In general, description of this interface is beyond the scope of this document, as users are not intended
to implement this interface themselves. Instead, they would use pre-defined output drivers described below.
class OutputDriver {
...
}
OutputDriverPDFLIB implements
OutputDriver using PDFLIB.
class OutputDriverPDFLIB {
function OutputDriverPDFLIB(&$media, $pdf_version);
...
}
OutputDriverFPDF implements
OutputDriver using FPDF
class OutputDriverFPDF {
function OutputDriverFPDF(&$media, $pdf_version);
...
}
OutputDriverCompactPS implements
OutputDriver for Postscript output.
class OutputDriverCompactPS {
function OutputDriverCompactPS(&$media);
...
}
OutputFilter interface describes the filter applied to generated PS or PDF file.
class OutputFilter {
function process($temp_filename); // Possibly creates new file and returns its name
}
OutputFilterPS2PDF implements
OutputFilter. Run the PS2PDF utitity on the generated file.
class OutputFilterPS2PDF {
function OutputFilterPS2PDF();
function process($temp_filename);
}
OutputFilterGZIP implements
OutputFilter. Compresses generated file using ZLIB.
class OutputFilterGZIP {
function OutputFilterGZIP();
function process($temp_filename);
}
Destination interface describes the "channel" object which determines where the final output file
should be placed.
class Destination {
function process($temp_file_name);
}
DestinationBrowser implements
Destination and outputs the generated file directly to the browser.

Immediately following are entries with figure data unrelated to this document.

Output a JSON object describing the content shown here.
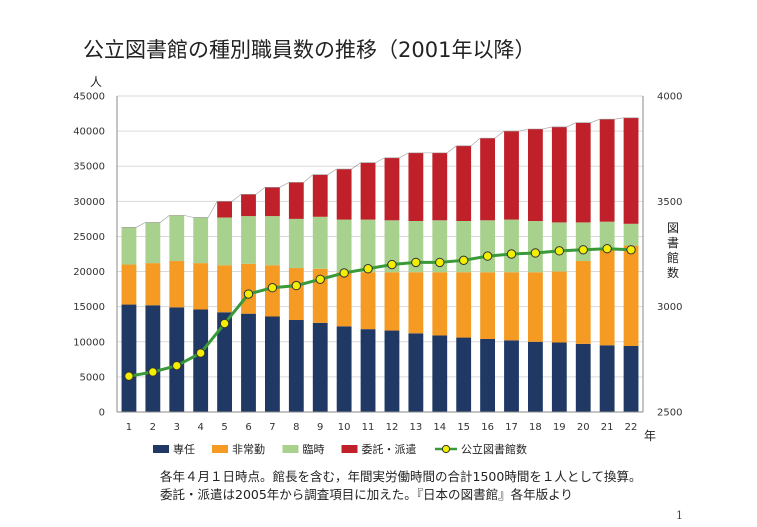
{
  "title": "公立図書館の種別職員数の推移（2001年以降）",
  "notes": [
    "各年４月１日時点。館長を含む，年間実労働時間の合計1500時間を１人として換算。",
    "委託・派遣は2005年から調査項目に加えた。『日本の図書館』各年版より"
  ],
  "page_number": "1",
  "chart_data": {
    "type": "bar",
    "stacked": true,
    "title": "公立図書館の種別職員数の推移（2001年以降）",
    "xlabel": "年",
    "ylabel": "人",
    "y2label": "図書館数",
    "ylim": [
      0,
      45000
    ],
    "y2lim": [
      2500,
      4000
    ],
    "yticks": [
      "0",
      "5000",
      "10000",
      "15000",
      "20000",
      "25000",
      "30000",
      "35000",
      "40000",
      "45000"
    ],
    "y2ticks": [
      "2500",
      "3000",
      "3500",
      "4000"
    ],
    "categories": [
      "1",
      "2",
      "3",
      "4",
      "5",
      "6",
      "7",
      "8",
      "9",
      "10",
      "11",
      "12",
      "13",
      "14",
      "15",
      "16",
      "17",
      "18",
      "19",
      "20",
      "21",
      "22"
    ],
    "series": [
      {
        "name": "専任",
        "color": "#1f3864",
        "values": [
          15300,
          15200,
          14900,
          14600,
          14200,
          14000,
          13600,
          13100,
          12700,
          12200,
          11800,
          11600,
          11200,
          10900,
          10600,
          10400,
          10200,
          10000,
          9900,
          9700,
          9500,
          9400
        ]
      },
      {
        "name": "非常勤",
        "color": "#f59a23",
        "values": [
          5700,
          6000,
          6600,
          6600,
          6700,
          7100,
          7300,
          7400,
          7700,
          7700,
          8100,
          8300,
          8700,
          9000,
          9300,
          9500,
          9700,
          9900,
          10100,
          11800,
          13700,
          14300
        ]
      },
      {
        "name": "臨時",
        "color": "#a9d18e",
        "values": [
          5300,
          5800,
          6500,
          6500,
          6800,
          6800,
          7000,
          7000,
          7400,
          7500,
          7500,
          7400,
          7300,
          7400,
          7300,
          7400,
          7500,
          7300,
          7000,
          5500,
          3900,
          3100
        ]
      },
      {
        "name": "委託・派遣",
        "color": "#c0202a",
        "values": [
          0,
          0,
          0,
          0,
          2300,
          3100,
          4100,
          5200,
          6000,
          7200,
          8100,
          8900,
          9700,
          9600,
          10700,
          11700,
          12600,
          13100,
          13600,
          14200,
          14600,
          15100
        ]
      }
    ],
    "line_series": {
      "name": "公立図書館数",
      "axis": "right",
      "color": "#3a9a3a",
      "marker_fill": "#f2ef00",
      "values": [
        2670,
        2690,
        2720,
        2780,
        2920,
        3060,
        3090,
        3100,
        3130,
        3160,
        3180,
        3200,
        3210,
        3210,
        3220,
        3240,
        3250,
        3255,
        3265,
        3270,
        3275,
        3270
      ]
    },
    "legend": [
      "専任",
      "非常勤",
      "臨時",
      "委託・派遣",
      "公立図書館数"
    ]
  }
}
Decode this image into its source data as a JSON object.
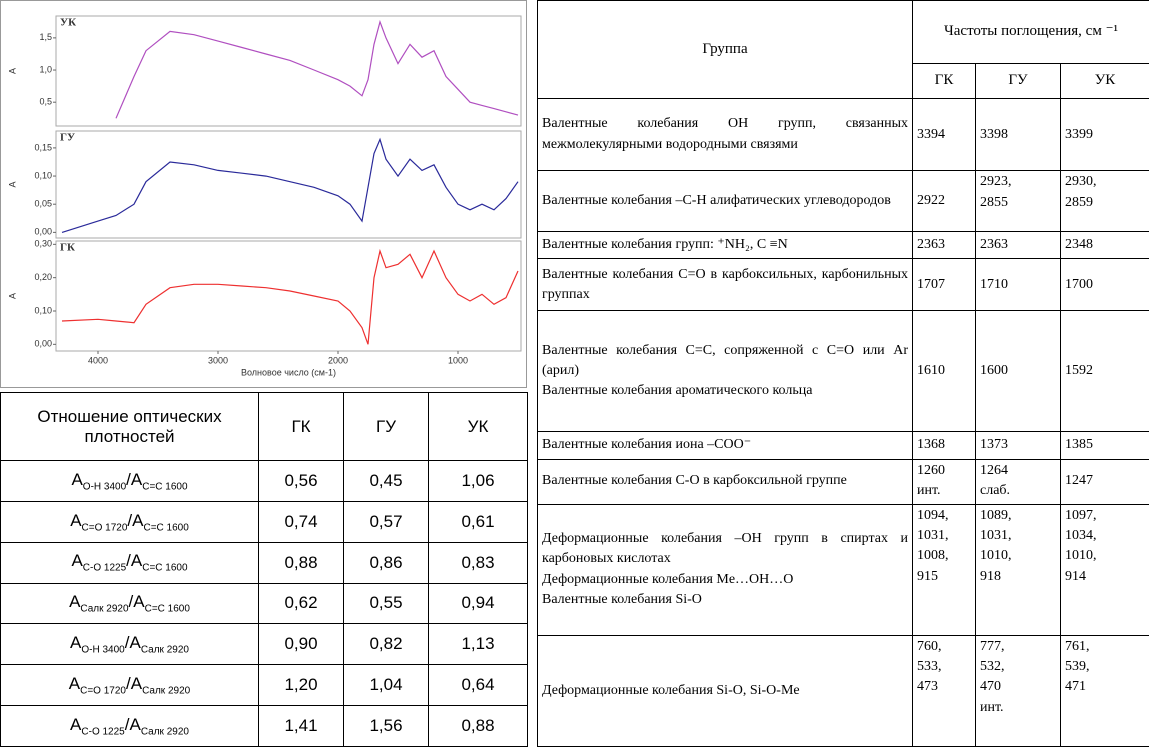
{
  "chart_data": [
    {
      "type": "line",
      "title": "УК",
      "ylabel": "A",
      "x": [
        4300,
        4000,
        3850,
        3700,
        3600,
        3400,
        3200,
        3000,
        2800,
        2600,
        2400,
        2200,
        2000,
        1900,
        1800,
        1750,
        1700,
        1650,
        1600,
        1500,
        1400,
        1300,
        1200,
        1100,
        1000,
        900,
        800,
        700,
        600,
        500
      ],
      "xlim": [
        4350,
        475
      ],
      "ylim": [
        0.13,
        1.84
      ],
      "yticks": [
        {
          "value": 0.5,
          "label": "0,5"
        },
        {
          "value": 1,
          "label": "1,0"
        },
        {
          "value": 1.5,
          "label": "1,5"
        }
      ],
      "series": [
        {
          "color": "#b04fc0",
          "values": [
            null,
            null,
            0.25,
            0.9,
            1.3,
            1.6,
            1.55,
            1.45,
            1.35,
            1.25,
            1.15,
            1.0,
            0.85,
            0.75,
            0.6,
            0.85,
            1.4,
            1.75,
            1.5,
            1.1,
            1.4,
            1.2,
            1.3,
            0.9,
            0.7,
            0.5,
            0.45,
            0.4,
            0.35,
            0.3
          ]
        }
      ]
    },
    {
      "type": "line",
      "title": "ГУ",
      "ylabel": "A",
      "x": [
        4300,
        4000,
        3850,
        3700,
        3600,
        3400,
        3200,
        3000,
        2800,
        2600,
        2400,
        2200,
        2000,
        1900,
        1800,
        1750,
        1700,
        1650,
        1600,
        1500,
        1400,
        1300,
        1200,
        1100,
        1000,
        900,
        800,
        700,
        600,
        500
      ],
      "xlim": [
        4350,
        475
      ],
      "ylim": [
        -0.01,
        0.18
      ],
      "yticks": [
        {
          "value": 0,
          "label": "0,00"
        },
        {
          "value": 0.05,
          "label": "0,05"
        },
        {
          "value": 0.1,
          "label": "0,10"
        },
        {
          "value": 0.15,
          "label": "0,15"
        }
      ],
      "series": [
        {
          "color": "#2a2a9a",
          "values": [
            0.0,
            0.02,
            0.03,
            0.05,
            0.09,
            0.125,
            0.12,
            0.11,
            0.105,
            0.1,
            0.09,
            0.08,
            0.065,
            0.05,
            0.02,
            0.08,
            0.14,
            0.165,
            0.13,
            0.1,
            0.13,
            0.11,
            0.12,
            0.08,
            0.05,
            0.04,
            0.05,
            0.04,
            0.06,
            0.09
          ]
        }
      ]
    },
    {
      "type": "line",
      "title": "ГК",
      "ylabel": "A",
      "xlabel": "Волновое число (см-1)",
      "x": [
        4300,
        4000,
        3850,
        3700,
        3600,
        3400,
        3200,
        3000,
        2800,
        2600,
        2400,
        2200,
        2000,
        1900,
        1800,
        1750,
        1700,
        1650,
        1600,
        1500,
        1400,
        1300,
        1200,
        1100,
        1000,
        900,
        800,
        700,
        600,
        500
      ],
      "xlim": [
        4350,
        475
      ],
      "ylim": [
        -0.02,
        0.31
      ],
      "xticks": [
        4000,
        3000,
        2000,
        1000
      ],
      "yticks": [
        {
          "value": 0,
          "label": "0,00"
        },
        {
          "value": 0.1,
          "label": "0,10"
        },
        {
          "value": 0.2,
          "label": "0,20"
        },
        {
          "value": 0.3,
          "label": "0,30"
        }
      ],
      "series": [
        {
          "color": "#ee3030",
          "values": [
            0.07,
            0.075,
            0.07,
            0.065,
            0.12,
            0.17,
            0.18,
            0.18,
            0.175,
            0.17,
            0.16,
            0.145,
            0.13,
            0.1,
            0.05,
            0.0,
            0.2,
            0.28,
            0.23,
            0.24,
            0.27,
            0.2,
            0.28,
            0.2,
            0.15,
            0.13,
            0.15,
            0.12,
            0.14,
            0.22
          ]
        }
      ]
    }
  ],
  "ratio_table": {
    "header": [
      "Отношение оптических плотностей",
      "ГК",
      "ГУ",
      "УК"
    ],
    "rows": [
      {
        "label": [
          "A",
          "O-H 3400",
          "/A",
          "C=C 1600"
        ],
        "values": [
          "0,56",
          "0,45",
          "1,06"
        ]
      },
      {
        "label": [
          "A",
          "C=O 1720",
          "/A",
          "C=C 1600"
        ],
        "values": [
          "0,74",
          "0,57",
          "0,61"
        ]
      },
      {
        "label": [
          "A",
          "C-O 1225",
          "/A",
          "C=C 1600"
        ],
        "values": [
          "0,88",
          "0,86",
          "0,83"
        ]
      },
      {
        "label": [
          "A",
          "Салк 2920",
          "/A",
          "C=C 1600"
        ],
        "values": [
          "0,62",
          "0,55",
          "0,94"
        ]
      },
      {
        "label": [
          "A",
          "O-H 3400",
          "/A",
          "Салк 2920"
        ],
        "values": [
          "0,90",
          "0,82",
          "1,13"
        ]
      },
      {
        "label": [
          "A",
          "C=O 1720",
          "/A",
          "Салк 2920"
        ],
        "values": [
          "1,20",
          "1,04",
          "0,64"
        ]
      },
      {
        "label": [
          "A",
          "C-O 1225",
          "/A",
          "Салк 2920"
        ],
        "values": [
          "1,41",
          "1,56",
          "0,88"
        ]
      }
    ]
  },
  "freq_table": {
    "header": {
      "group": "Группа",
      "freq": "Частоты поглощения, см ⁻¹",
      "cols": [
        "ГК",
        "ГУ",
        "УК"
      ]
    },
    "rows": [
      {
        "group": "Валентные колебания ОН групп, связанных межмолекулярными водородными связями",
        "values": [
          "3394",
          "3398",
          "3399"
        ]
      },
      {
        "group": "Валентные колебания –С-Н алифатических углеводородов",
        "values": [
          "2922",
          "2923,\n2855",
          "2930,\n2859"
        ]
      },
      {
        "group": "Валентные колебания групп: ⁺NH₂, C ≡N",
        "values": [
          "2363",
          "2363",
          "2348"
        ]
      },
      {
        "group": "Валентные колебания С=О в карбоксильных, карбонильных группах",
        "values": [
          "1707",
          "1710",
          "1700"
        ]
      },
      {
        "group": "Валентные колебания С=С, сопряженной с С=О или Ar (арил)\nВалентные колебания ароматического кольца",
        "values": [
          "1610",
          "1600",
          "1592"
        ]
      },
      {
        "group": "Валентные колебания иона –СОО⁻",
        "values": [
          "1368",
          "1373",
          "1385"
        ]
      },
      {
        "group": "Валентные колебания С-О в карбоксильной группе",
        "values": [
          "1260\nинт.",
          "1264\nслаб.",
          "1247"
        ]
      },
      {
        "group": "Деформационные колебания –ОН групп в спиртах и карбоновых кислотах\nДеформационные колебания Me…OH…O\nВалентные колебания Si-O",
        "values": [
          "1094,\n1031,\n1008,\n915",
          "1089,\n1031,\n1010,\n918",
          "1097,\n1034,\n1010,\n914"
        ]
      },
      {
        "group": "Деформационные колебания Si-O, Si-O-Me",
        "values": [
          "760,\n533,\n473",
          "777,\n532,\n470\nинт.",
          "761,\n539,\n471"
        ]
      }
    ]
  }
}
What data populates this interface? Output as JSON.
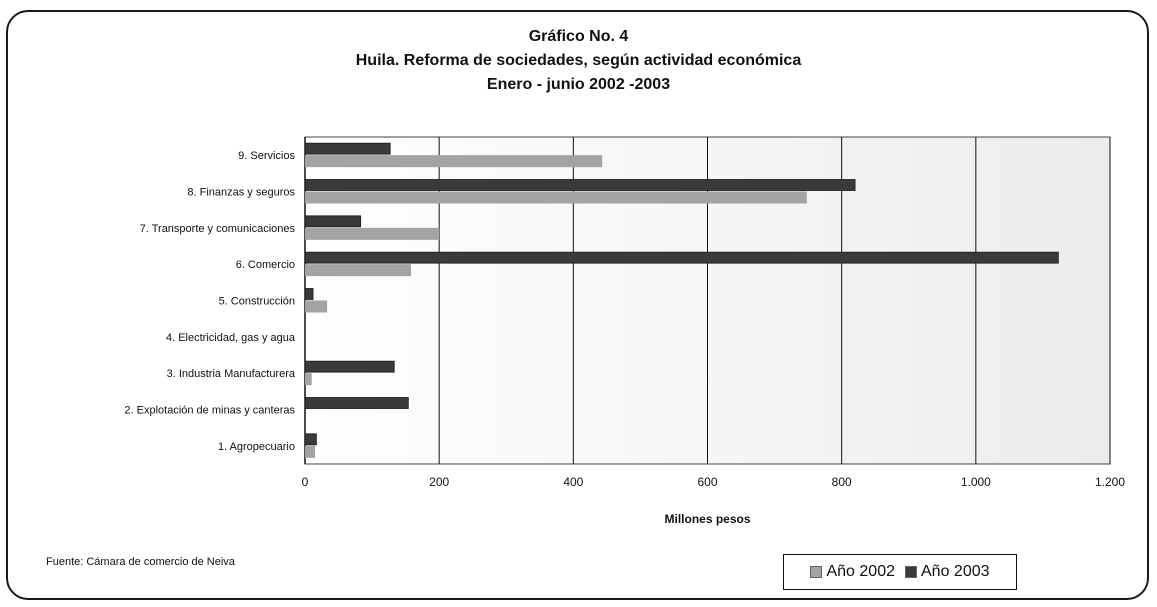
{
  "chart_data": {
    "type": "bar",
    "orientation": "horizontal",
    "title": "Gráfico No. 4",
    "subtitle": "Huila. Reforma de sociedades, según actividad económica",
    "period": "Enero - junio 2002 -2003",
    "xlabel": "Millones pesos",
    "ylabel": "",
    "xlim": [
      0,
      1200
    ],
    "xticks": [
      0,
      200,
      400,
      600,
      800,
      1000,
      1200
    ],
    "xtick_labels": [
      "0",
      "200",
      "400",
      "600",
      "800",
      "1.000",
      "1.200"
    ],
    "categories": [
      "9. Servicios",
      "8. Finanzas y seguros",
      "7. Transporte y comunicaciones",
      "6. Comercio",
      "5. Construcción",
      "4. Electricidad, gas y agua",
      "3. Industria Manufacturera",
      "2. Explotación de minas y canteras",
      "1. Agropecuario"
    ],
    "series": [
      {
        "name": "Año 2002",
        "color": "#a3a3a3",
        "values": [
          443,
          748,
          200,
          158,
          33,
          0,
          10,
          0,
          15
        ]
      },
      {
        "name": "Año 2003",
        "color": "#3a3a3a",
        "values": [
          127,
          820,
          83,
          1123,
          12,
          0,
          133,
          154,
          17
        ]
      }
    ],
    "grid": "vertical",
    "legend_position": "bottom-right"
  },
  "source_note": "Fuente:  Cámara de comercio de Neiva"
}
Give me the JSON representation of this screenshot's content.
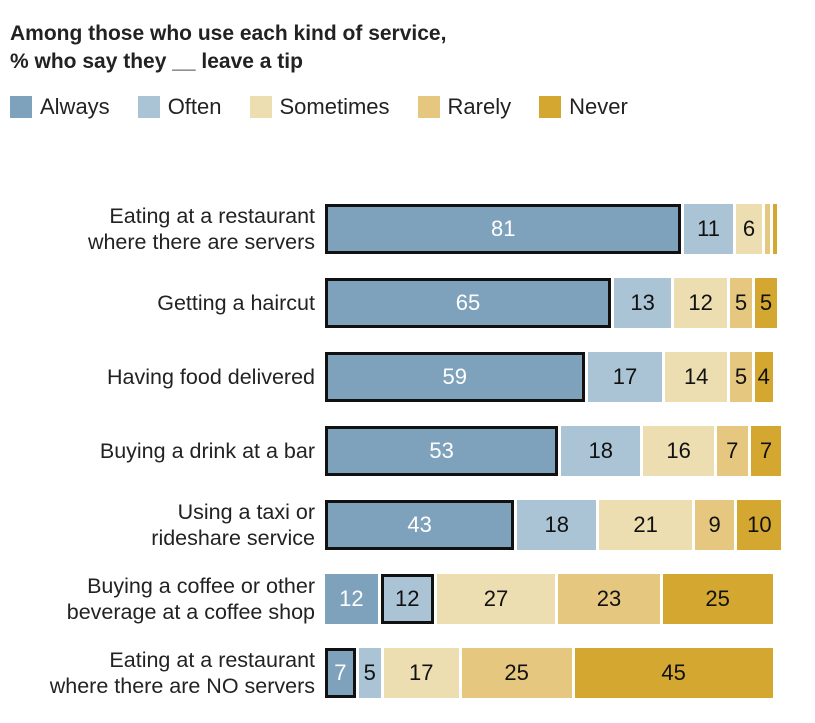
{
  "chart_data": {
    "type": "bar",
    "orientation": "horizontal-stacked",
    "title": "Among those who use each kind of service, % who say they __ leave a tip",
    "title_lines": [
      "Among those who use each kind of service,",
      "% who say they __ leave a tip"
    ],
    "legend": [
      "Always",
      "Often",
      "Sometimes",
      "Rarely",
      "Never"
    ],
    "legend_placement": "top",
    "colors": [
      "#7ea2bc",
      "#abc4d5",
      "#ecdeb0",
      "#e5c77f",
      "#d4a731"
    ],
    "categories": [
      [
        "Eating at a restaurant",
        "where there are servers"
      ],
      [
        "Getting a haircut"
      ],
      [
        "Having food delivered"
      ],
      [
        "Buying a drink at a bar"
      ],
      [
        "Using a taxi or",
        "rideshare service"
      ],
      [
        "Buying a coffee or other",
        "beverage at a coffee shop"
      ],
      [
        "Eating at a restaurant",
        "where there are NO servers"
      ]
    ],
    "series": [
      {
        "name": "Always",
        "values": [
          81,
          65,
          59,
          53,
          43,
          12,
          7
        ]
      },
      {
        "name": "Often",
        "values": [
          11,
          13,
          17,
          18,
          18,
          12,
          5
        ]
      },
      {
        "name": "Sometimes",
        "values": [
          6,
          12,
          14,
          16,
          21,
          27,
          17
        ]
      },
      {
        "name": "Rarely",
        "values": [
          1,
          5,
          5,
          7,
          9,
          23,
          25
        ]
      },
      {
        "name": "Never",
        "values": [
          1,
          5,
          4,
          7,
          10,
          25,
          45
        ]
      }
    ],
    "highlighted_series_index": [
      0,
      0,
      0,
      0,
      0,
      1,
      0
    ],
    "xlim": [
      0,
      100
    ]
  }
}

class DestinationBrowser {
function DestinationBrowser($filename = "");
function process($temp_file_name);
}
DestinationDownload implements
Destination and outputs the generated file directly to the browser.
Unlike
DestinationBrowser, this class send headers preventing the file from being opened directly
in the browser window.
class DestinationDownload {
function DestinationDownload($filename = "");
function process($temp_file_name);
}
DestinationLocalFile implements
Destination and saves generated file on the server side.
class DestinationLocalFile {
function DestinationLocalFile($dir, $filename = "");
function process($temp_file_name);
}
Implementing your own fetcher class
Sometimes you may need to convert HTML code taken from database or from other non-standard sources.
In this case you should implement Fetcher interface yourself, returning the string to be converted
from the get_data method. Additional parameters (like database connection settings,
template variables, etc) may be specified either as globals (not recommended, though), passed as a parameters
to constructor of fetcher object or as $dataId parameter of get_data method.
class TestFetcher extends Fetcher {
var $content;
var $url;
function get_data($dumb) {
return new FetchedDataURL($this->content, array(), "");
}
function set_content($content) {
$this->content = $content;
}
}
Class dependencies
The pipeline object contains the following:
- one or more objects implementing Fetcher interface;
- zero or more objects implementing DataFilter interface;
- one object implementing Parser interface;
- zero or more objects implementing PreTreeFilter interface;
- one object implementing LayoutEngine interface;
- zero or more objects implementing PostTreeFilter interface;
- one object implementing OutputDriver interface;
- one object implementing Destination interface;
No other dependencies between class in interfaces (except "implements").
Note that order of filters is important; imagine you're using some king of tree filter which adds header block
containing HTML2PS-specific fields. In this case you must add this filter before PostTreeFilterHTML2PSFields, or
you'll get raw field codes in generated output.